In Johor, Chinese set to snub BN in polls

(The Malaysian Insider) – Johor Mentri Besar Datuk Abdul Ghani Othman has been pounding the pavement since late October, spending at least four days a week on the ground ahead of the general election as Barisan Nasional (BN) faces the prospect of losing more Chinese votes.

Tellingly, he kicked off with Gelang Patah, Tebrau, Kulai, Pulai and Muar (twice) — all constituencies that have at least a 40 per cent Chinese electorate. The fear is they are beginning to think like their northern counterparts who threw out BN from Penang and Perak in Election 2008.

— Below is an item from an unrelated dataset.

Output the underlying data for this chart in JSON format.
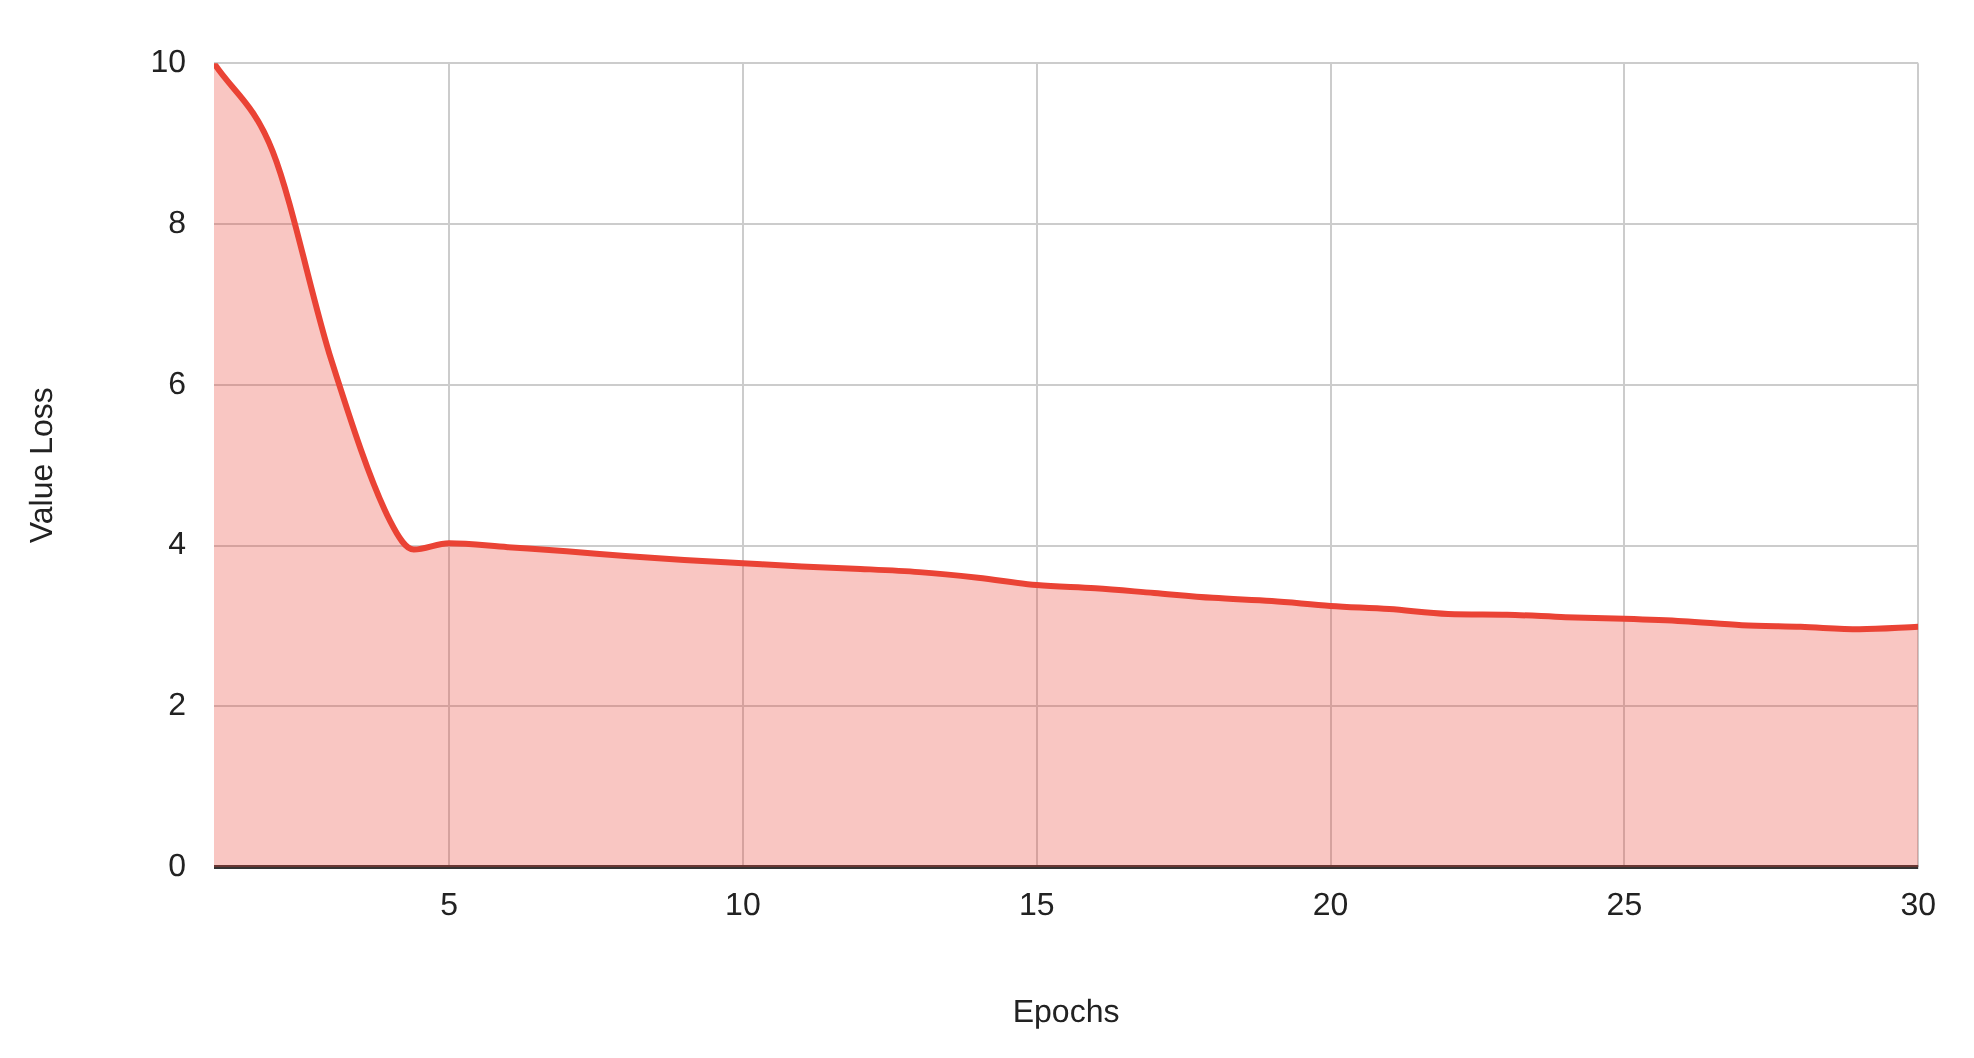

Apart from meeting voters and supporters, he spends hours each day being briefed by the BN machinery on voter sentiment, detailing levels of support in each suburb and, in some cases, each street.

“He’s been on the ground in all these seats the opposition thinks it can win,” a top official in Ghani’s administration told The Malaysian Insider.

According to reformist think-tank Zentrum Future Studies, Abdul Ghani has good reason to be worried.

The wave of anger that swept through the rest of the Malaysian peninsula in Election 2008 missed the Umno birthplace and bastion where Pakatan Rakyat (PR) won just one federal and six state seats out of 26 and 56 on offer respectively.

But Professor Abu Hassan Hasbullah, who runs the Universiti Malaya-based centre, told The Malaysian Insider that its end-of-year surveys have seen Johor Chinese catch up with and possibly overtake their northern kin in terms of backing PR.

Opposition leaders in the state estimate that they won 55 per cent of Chinese votes in the last election but Abu Hassan said support from the community has surged to close to 90 per cent.

“We are seeing what can be called a silent Tionghua revolution,” he told The Malaysian Insider, adding that Chinese approval of PR in Johor rose to 68 per cent after the last election and climbed further to 79 per cent in 2010.

According to Abu Hassan, Malay support for the opposition has not shifted from Election 2008 and remains between 25 and 30 per cent, therefore putting 15 federal and 30 state seats within reach of PR.

PKR held its national congress in Johor at the end of November, claiming it was ready to take over the state.

Analysts say that such a swing in the BN stronghold would practically mean enough gains nationwide for PR to add the 30 federal seats it needs to seize Putrajaya as well.

But the pact’s members have warned against trumpeting its chances in Johor as it would result in attacks from Umno of being a “Chinese government.”